Stuart Stevens is a veteran Republican campaign operative from five presidential races. When he spoke to PBS's Judy Woodruff Wednesday, he lamented the GOP failed the moral test it was presented with Donald Trump.
"Well, I think there's been two strains in the party. Call it an Eisenhower strain going back to the '50s and a McCarthy strain," Stevens said, recalling when the GOP would talk about expanding their party and bringing in more African-American voters. "Now we don't even hear any talk anymore of a big tent. And we seem to have settled into a very comfortable white grievance identity."
He said that he wanted to write the book to accept responsibility for his role in seeing Trump come to power.
"If you go back and you read the Pat Buchanan and Kevin Phillips memo that was written for Nixon which really outlined the Southern Strategy, the acknowledgment Republicans can't get African Americans, therefore, the need is either to suppress them or to divert them from the Democratic Party, has been at the core of Republican electoral strategy," he continued.
Woodruff noted that he also wrote about the hypocrisy around "Republican family values," specifically citing Newt Gingrich and Jerry Falwell.
"I think that Donald Trump exposed these fault lines in the party, and made it impossible for a lot of us to deny," Stevens explained. "It — really, the party clearly doesn't believe in what it said it believed in.
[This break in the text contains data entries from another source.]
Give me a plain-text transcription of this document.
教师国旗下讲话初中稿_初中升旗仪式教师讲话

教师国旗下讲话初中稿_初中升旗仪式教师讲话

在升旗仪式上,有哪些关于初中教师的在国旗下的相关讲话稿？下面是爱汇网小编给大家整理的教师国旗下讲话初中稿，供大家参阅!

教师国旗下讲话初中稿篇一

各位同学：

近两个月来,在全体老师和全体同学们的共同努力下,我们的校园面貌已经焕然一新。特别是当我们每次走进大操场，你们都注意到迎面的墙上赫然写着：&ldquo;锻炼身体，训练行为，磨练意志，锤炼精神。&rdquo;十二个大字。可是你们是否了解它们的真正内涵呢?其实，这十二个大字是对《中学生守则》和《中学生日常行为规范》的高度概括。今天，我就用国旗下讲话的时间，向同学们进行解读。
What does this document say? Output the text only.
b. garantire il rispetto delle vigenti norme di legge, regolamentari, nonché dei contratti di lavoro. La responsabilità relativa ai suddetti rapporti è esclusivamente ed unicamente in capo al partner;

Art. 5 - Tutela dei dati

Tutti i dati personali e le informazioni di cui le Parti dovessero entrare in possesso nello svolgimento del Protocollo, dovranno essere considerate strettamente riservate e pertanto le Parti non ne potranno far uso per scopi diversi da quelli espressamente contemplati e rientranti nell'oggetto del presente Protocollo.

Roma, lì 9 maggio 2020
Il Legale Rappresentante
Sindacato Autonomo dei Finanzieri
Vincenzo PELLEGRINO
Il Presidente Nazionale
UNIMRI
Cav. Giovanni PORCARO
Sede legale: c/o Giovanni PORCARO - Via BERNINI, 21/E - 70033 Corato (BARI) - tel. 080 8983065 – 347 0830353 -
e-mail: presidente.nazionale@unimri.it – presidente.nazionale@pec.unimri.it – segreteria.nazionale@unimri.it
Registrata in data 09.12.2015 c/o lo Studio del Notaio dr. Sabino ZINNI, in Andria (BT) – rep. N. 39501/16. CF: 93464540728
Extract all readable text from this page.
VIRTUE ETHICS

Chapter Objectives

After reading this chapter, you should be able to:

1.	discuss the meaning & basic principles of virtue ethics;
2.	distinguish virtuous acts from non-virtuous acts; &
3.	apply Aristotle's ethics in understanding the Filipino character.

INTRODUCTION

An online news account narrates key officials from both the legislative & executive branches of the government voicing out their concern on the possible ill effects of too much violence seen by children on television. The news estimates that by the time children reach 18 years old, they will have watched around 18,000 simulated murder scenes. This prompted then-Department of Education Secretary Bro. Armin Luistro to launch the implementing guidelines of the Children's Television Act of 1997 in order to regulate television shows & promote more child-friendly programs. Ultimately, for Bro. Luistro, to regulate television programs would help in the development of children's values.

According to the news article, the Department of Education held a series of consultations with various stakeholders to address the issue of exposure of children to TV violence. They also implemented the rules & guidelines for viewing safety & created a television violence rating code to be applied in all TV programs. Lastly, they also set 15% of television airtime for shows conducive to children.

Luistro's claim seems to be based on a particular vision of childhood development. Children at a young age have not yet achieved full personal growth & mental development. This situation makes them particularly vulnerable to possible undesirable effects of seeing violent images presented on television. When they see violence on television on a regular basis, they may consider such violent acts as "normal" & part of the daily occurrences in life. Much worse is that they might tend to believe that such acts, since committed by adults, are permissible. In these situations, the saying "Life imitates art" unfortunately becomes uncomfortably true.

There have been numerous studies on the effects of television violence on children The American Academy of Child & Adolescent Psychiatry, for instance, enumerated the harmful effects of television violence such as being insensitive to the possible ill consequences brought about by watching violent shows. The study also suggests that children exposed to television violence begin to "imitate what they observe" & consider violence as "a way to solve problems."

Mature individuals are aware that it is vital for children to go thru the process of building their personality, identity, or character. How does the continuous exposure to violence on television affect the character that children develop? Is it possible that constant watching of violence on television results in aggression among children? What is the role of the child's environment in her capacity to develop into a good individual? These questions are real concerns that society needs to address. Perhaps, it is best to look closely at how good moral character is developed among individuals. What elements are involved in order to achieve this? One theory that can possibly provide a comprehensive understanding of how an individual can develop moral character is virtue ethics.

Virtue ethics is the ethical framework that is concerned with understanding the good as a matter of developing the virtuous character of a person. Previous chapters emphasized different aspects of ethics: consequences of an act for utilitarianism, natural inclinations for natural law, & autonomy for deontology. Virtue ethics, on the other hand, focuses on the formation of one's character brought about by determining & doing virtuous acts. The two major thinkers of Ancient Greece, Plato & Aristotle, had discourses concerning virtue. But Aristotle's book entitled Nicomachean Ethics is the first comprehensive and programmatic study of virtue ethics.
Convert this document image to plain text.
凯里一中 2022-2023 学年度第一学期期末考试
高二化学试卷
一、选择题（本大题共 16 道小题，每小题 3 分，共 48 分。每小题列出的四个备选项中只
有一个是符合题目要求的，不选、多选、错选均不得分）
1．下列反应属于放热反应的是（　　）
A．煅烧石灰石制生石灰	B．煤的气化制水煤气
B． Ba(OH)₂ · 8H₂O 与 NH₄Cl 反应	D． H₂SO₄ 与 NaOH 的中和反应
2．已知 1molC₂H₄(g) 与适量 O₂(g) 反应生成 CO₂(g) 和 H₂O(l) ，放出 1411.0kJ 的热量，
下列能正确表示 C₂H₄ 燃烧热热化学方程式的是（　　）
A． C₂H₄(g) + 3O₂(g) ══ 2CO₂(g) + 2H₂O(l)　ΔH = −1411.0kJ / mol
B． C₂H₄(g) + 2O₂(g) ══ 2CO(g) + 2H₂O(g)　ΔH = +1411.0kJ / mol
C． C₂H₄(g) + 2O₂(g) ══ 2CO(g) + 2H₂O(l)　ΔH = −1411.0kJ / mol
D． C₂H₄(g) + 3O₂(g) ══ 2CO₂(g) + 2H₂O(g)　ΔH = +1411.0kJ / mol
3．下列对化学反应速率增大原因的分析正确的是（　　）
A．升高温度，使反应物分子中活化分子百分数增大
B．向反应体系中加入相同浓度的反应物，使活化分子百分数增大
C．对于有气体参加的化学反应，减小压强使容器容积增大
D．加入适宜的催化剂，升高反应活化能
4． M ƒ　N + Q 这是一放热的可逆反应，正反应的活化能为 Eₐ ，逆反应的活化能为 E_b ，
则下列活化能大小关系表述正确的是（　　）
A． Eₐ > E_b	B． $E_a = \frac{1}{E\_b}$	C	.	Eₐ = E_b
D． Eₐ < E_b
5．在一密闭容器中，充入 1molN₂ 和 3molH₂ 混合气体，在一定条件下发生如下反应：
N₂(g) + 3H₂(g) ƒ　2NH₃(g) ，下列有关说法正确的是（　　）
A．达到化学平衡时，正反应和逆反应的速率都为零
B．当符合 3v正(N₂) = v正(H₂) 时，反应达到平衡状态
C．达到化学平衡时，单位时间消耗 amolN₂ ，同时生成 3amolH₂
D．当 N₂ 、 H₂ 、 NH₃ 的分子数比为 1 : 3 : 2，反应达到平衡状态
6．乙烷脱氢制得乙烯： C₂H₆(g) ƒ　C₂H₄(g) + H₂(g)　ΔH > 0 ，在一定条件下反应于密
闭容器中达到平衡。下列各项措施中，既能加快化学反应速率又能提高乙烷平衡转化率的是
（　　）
I think that, you know, you go back a few years ago, we would have said there's a core set of beliefs, personal responsibility, character counts, strong on Russia, fiscal sanity, free trade, pro-legal immigration. All of these were bedrock principles. And now it's not that the party has drifted away from these. The party is actively against each of these principles."
Whether it is race or the idea of so-called "family values," he said that it exposes some ugly truths about the Republican Party.
"I really have given up hoping that there's going to be some line that Donald Trump could cross," Stevens confessed. "Since I wrote this book, that has only been reaffirmed, be it race. You know, the same weekend my home state of Mississippi finally took down the state flag, which is basically the Confederate Battle Flag, Donald Trump was defending the Confederate Flag."
He cited Trump tweeting the video of the Florida man chanting "white power," and "protecting the white suburbs."
"And for the most part, the Republican Party is just silent or goes along with it. I think that that's incredibly damning," he told Woodruff. "And Trumpism is deeply embedded in the party. We — and I don't think there's any way that's going to be changed in — at least probably for a generation."
Stevens' new book, It Was All a Lie: How the Republican Party Became Donald Trump, was released this week.